Have you ever written a speech you thought was great, only to have it fall completely flat upon delivery?
Maybe the presentation wasn’t quite right for your audience. Maybe you just had an off day.
Or maybe you didn’t account for the fact that speaking and writing are actually very different means of communication.
Yes, even though they both communicate ideas using language, great writing doesn’t necessarily translate into great speaking. Here are three critical differences between writing and speaking:
One of the differences between writing and speaking is the use of repetition. In writing, you usually want to avoid being repetitive. Repetitive writing is not very creative and can often cause the reader to become bored. In addition, repetition isn’t necessary because of the ability to instantly go back and re-read something if you missed it.
In speaking, however, repetition is actually necessary. Audiences don’t listen very closely to the exact words you’re saying, so you need to repeat your key messages early and often. Just as road signs remind you of where you are when you’re driving, repeating key points reminds your audience of where you are when you’re presenting.
2. Complex sentences
Another one of the differences between writing and speaking is the use of complex sentences. In writing, complex sentences can be necessary for adding the right level of detail and precision. Plus, complex sentences can be made easier to read with the right punctuation.

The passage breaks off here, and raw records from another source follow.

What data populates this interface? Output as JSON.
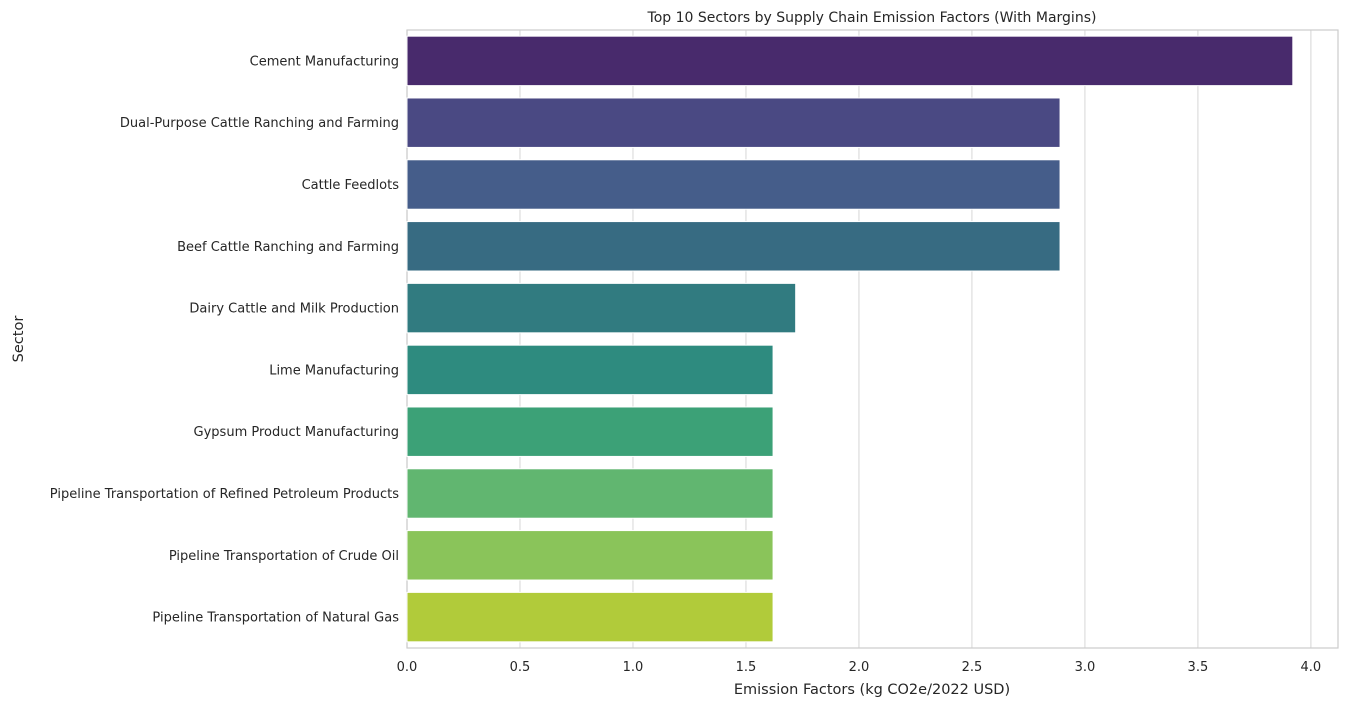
{
  "chart_data": {
    "type": "bar",
    "orientation": "horizontal",
    "title": "Top 10 Sectors by Supply Chain Emission Factors (With Margins)",
    "xlabel": "Emission Factors (kg CO2e/2022 USD)",
    "ylabel": "Sector",
    "xlim": [
      0,
      4.12
    ],
    "xticks": [
      "0.0",
      "0.5",
      "1.0",
      "1.5",
      "2.0",
      "2.5",
      "3.0",
      "3.5",
      "4.0"
    ],
    "grid": true,
    "categories": [
      "Cement Manufacturing",
      "Dual-Purpose Cattle Ranching and Farming",
      "Cattle Feedlots",
      "Beef Cattle Ranching and Farming",
      "Dairy Cattle and Milk Production",
      "Lime Manufacturing",
      "Gypsum Product Manufacturing",
      "Pipeline Transportation of Refined Petroleum Products",
      "Pipeline Transportation of Crude Oil",
      "Pipeline Transportation of Natural Gas"
    ],
    "values": [
      3.92,
      2.89,
      2.89,
      2.89,
      1.72,
      1.62,
      1.62,
      1.62,
      1.62,
      1.62
    ],
    "colors": [
      "#482a6c",
      "#4a4983",
      "#455d8a",
      "#376b82",
      "#317b80",
      "#2e8b7f",
      "#3ca177",
      "#61b670",
      "#8ac45a",
      "#b1cb3a"
    ]
  }
}
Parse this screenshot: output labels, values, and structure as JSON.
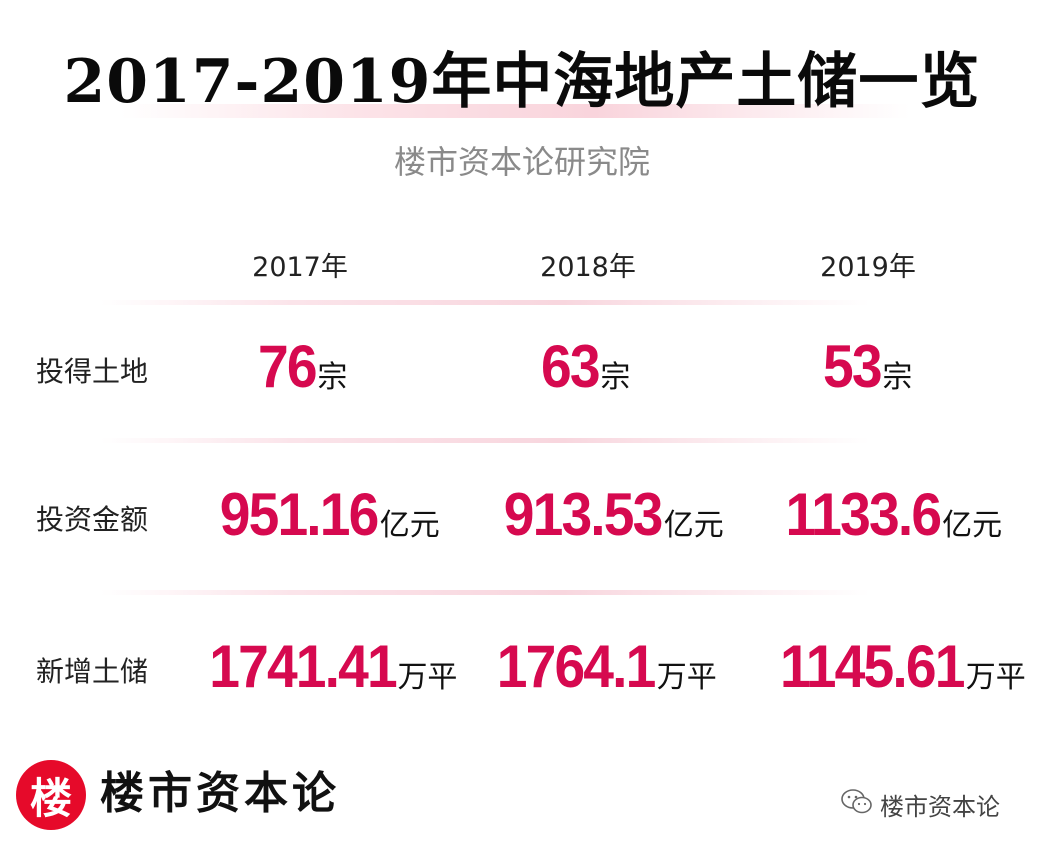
{
  "title": "2017-2019年中海地产土储一览",
  "subtitle": "楼市资本论研究院",
  "chart_data": {
    "type": "table",
    "columns": [
      "2017年",
      "2018年",
      "2019年"
    ],
    "rows": [
      {
        "label": "投得土地",
        "values": [
          "76",
          "63",
          "53"
        ],
        "unit": "宗"
      },
      {
        "label": "投资金额",
        "values": [
          "951.16",
          "913.53",
          "1133.6"
        ],
        "unit": "亿元"
      },
      {
        "label": "新增土储",
        "values": [
          "1741.41",
          "1764.1",
          "1145.61"
        ],
        "unit": "万平"
      }
    ]
  },
  "footer": {
    "logo_char": "楼",
    "brand": "楼市资本论",
    "wechat_icon": "wechat-icon",
    "wechat_label": "楼市资本论"
  },
  "colors": {
    "value": "#d6094f",
    "logo": "#e60a2a"
  }
}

However, complex sentences are deadly for your speaking. They flatten your delivery, causing you to drone on and on. In addition, speaking requires something fundamental that writing does not: breathing. So, make sure you’re giving yourself time to breathe by limiting your use of complex sentences.
3. Word choice
Finally, writing and speaking differ in terms of the importance of word choice. In writing, you usually want to choose your words very carefully, as people can go back and re-read. A well-chosen word can often make or break the point you’re making.
In speaking, the exact words you choose aren’t nearly as important as the general point you’re trying to make. Just as you remember the melodies of songs, not the specific notes, your audience will remember your ideas, not your specific words. So, don’t obsess over making sure every word you say is absolutely perfect.
You can absolutely be both a great writer and a great speaker. But if you want to accomplish this feat, you need to understand the nuances between the two. By being thoughtful about the differences between writing and speaking, you will get much better at both.